Which Witch?
- First edition
- Author: Eva Ibbotson
- Language: English
- Genre: Children's novel
- Publisher: Macmillan
- Publication date: 1979
- Publication place: United Kingdom
- Media type: Print (hardcover, paperback)
- ISBN: 0330398008 (2001)
- OCLC: 48238135
- LC Class: PZ7.I11555 Wh 1999

= Which Witch? (novel) =

1979 children's novel by Eva Ibbotson

Which Witch? is a children's novel by Eva Ibbotson published in 1979. The first U.S. edition was published by Dutton Children's Books on August 1, in 1999 with illustrations by Annabel Large. A paperback edition was later published by Viking on July 3, 2000.

==Plot==
The story begins when a wizard named Arriman the Awful, living in Darkington Hall, decides to choose a wife from his hometown of Todcaster; his ulterior motive is a prophecy that foretells that another, darker wizard will take over Arriman's burden of smiting and blighting, which bores him by now. It is proposed by his servant that the prophecy must have meant Arriman's son. Since Arriman has no son, nor even a wife, he decides to hold a contest in which the seven witches of Todcaster (Mabel Wrack, Ethel Feedbag, Mother Bloodworth, Nancy Shouter, Nora Shouter, Madame Olympia, and Belladonna) are to take part that will decide whom he will marry: whichever witch performs the blackest act of magic will be his bride. However, most of the witches of Todcaster are downright revolting and nasty. The exception to this is Belladonna, who is beautiful and secretly loves Arriman, but is a white witch, unable to perform any black magic.

Before the contest begins, Belladonna encounters a small orphan named Terence Mugg. She helps rescue him from the orphanage and a mean matron by using an dark spell to root the matron. Believing that Terence's pet worm, Rover, is her familiar, an animal that is key to her working dark magic, she and Terence agree to work together to win the competition.
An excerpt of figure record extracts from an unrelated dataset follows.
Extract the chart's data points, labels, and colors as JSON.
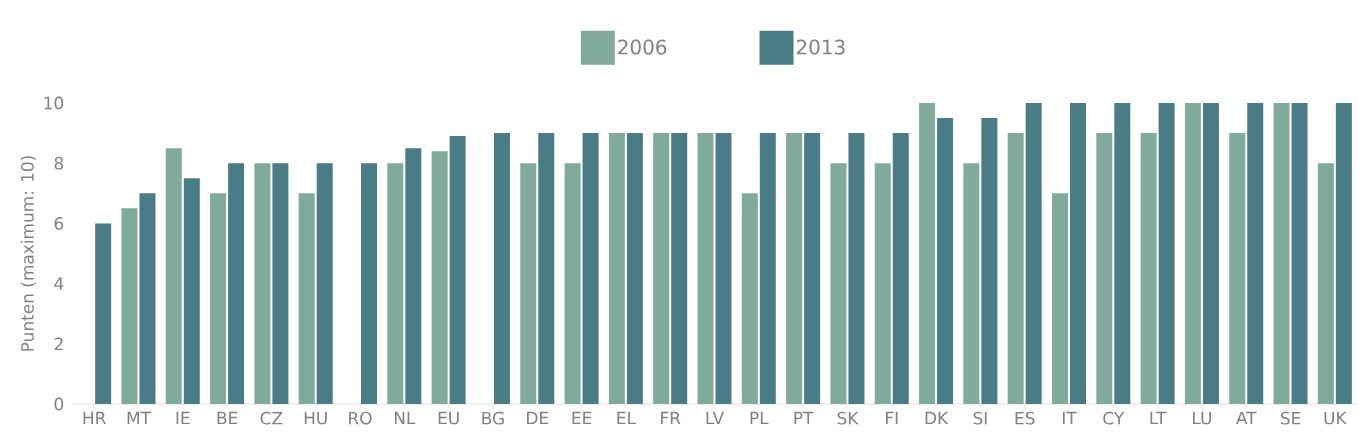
{
  "chart_data": {
    "type": "bar",
    "ylabel": "Punten (maximum: 10)",
    "categories": [
      "HR",
      "MT",
      "IE",
      "BE",
      "CZ",
      "HU",
      "RO",
      "NL",
      "EU",
      "BG",
      "DE",
      "EE",
      "EL",
      "FR",
      "LV",
      "PL",
      "PT",
      "SK",
      "FI",
      "DK",
      "SI",
      "ES",
      "IT",
      "CY",
      "LT",
      "LU",
      "AT",
      "SE",
      "UK"
    ],
    "series": [
      {
        "name": "2006",
        "color": "#80aa9a",
        "values": [
          null,
          6.5,
          8.5,
          7,
          8,
          7,
          null,
          8,
          8.4,
          null,
          8,
          8,
          9,
          9,
          9,
          7,
          9,
          8,
          8,
          10,
          8,
          9,
          7,
          9,
          9,
          10,
          9,
          10,
          8
        ]
      },
      {
        "name": "2013",
        "color": "#4a7c85",
        "values": [
          6,
          7,
          7.5,
          8,
          8,
          8,
          8,
          8.5,
          8.9,
          9,
          9,
          9,
          9,
          9,
          9,
          9,
          9,
          9,
          9,
          9.5,
          9.5,
          10,
          10,
          10,
          10,
          10,
          10,
          10,
          10
        ]
      }
    ],
    "ylim": [
      0,
      10
    ],
    "yticks": [
      0,
      2,
      4,
      6,
      8,
      10
    ],
    "grid": false,
    "legend": "top"
  }
}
While the other witches' magic goes both hilariously and horribly wrong, when it is their turn in the competition there is one problem Belladonna did not count on. A truly evil enchantress, Madame Olympia joins the contest, and is willing to do anything to make sure she will win the hand of Arriman to gain his teeth for her necklace.

After spending time with Arriman, Terence discovers the perfect piece of magic for Belladonna to do: raise the ghost of Sir Simon Montpelier, Arriman's friend, which Arriman has been trying to do for years. Olympia, on her day, performs a terrifying piece of magic known as the "Symphony of Death." It seems that unless Belladonna can perform her necromancy, she will certainly lose.

However, the day before her turn, her familiar goes missing. Only Terence is aware, as Rover was with him at all times. Without telling Belladonna, Terence devises a plan with Arriman's servants, who all agree that Belladonna would be the best wife for Arriman. Terence goes into town to hire an actor to play Sir Simon. Belladonna performs as scheduled. After an amazing display, Sir Simon appears to everyone, alive. Arriman is overjoyed to see his friend.

One day after Belladonna's act, Terence goes missing. He is found back at his old orphanage. However, a message from the actor's mother reveals that he was unable to arrive on time for the performance, which jolts the plotters into the realization that Sir Simon has truly been resurrected. The same night, Terence goes to the kitchen for a drink when the matron catches him. Out of nowhere, he turns her into a spider, then returns to Darkington. It turns out that Rover was kidnapped by Madame Olympia. Arriman and his servants successfully return Rover to Belladonna, but it turns out that it was not Belladonna who completed the spell after all: it was Terence, who held Rover for all her performances and imitated her spell-casting. Delighted to have found his prophesied replacement, Arriman marries Belladonna and they take Terence in as Arriman's student and foster son.

== Reception ==
On the cover of the Dutton edition it states "Eva Ibbotson has assumed the magic of Roald Dahl" and that sentiment is echoed in the Kirkus review which mentions imagination, magic and humor.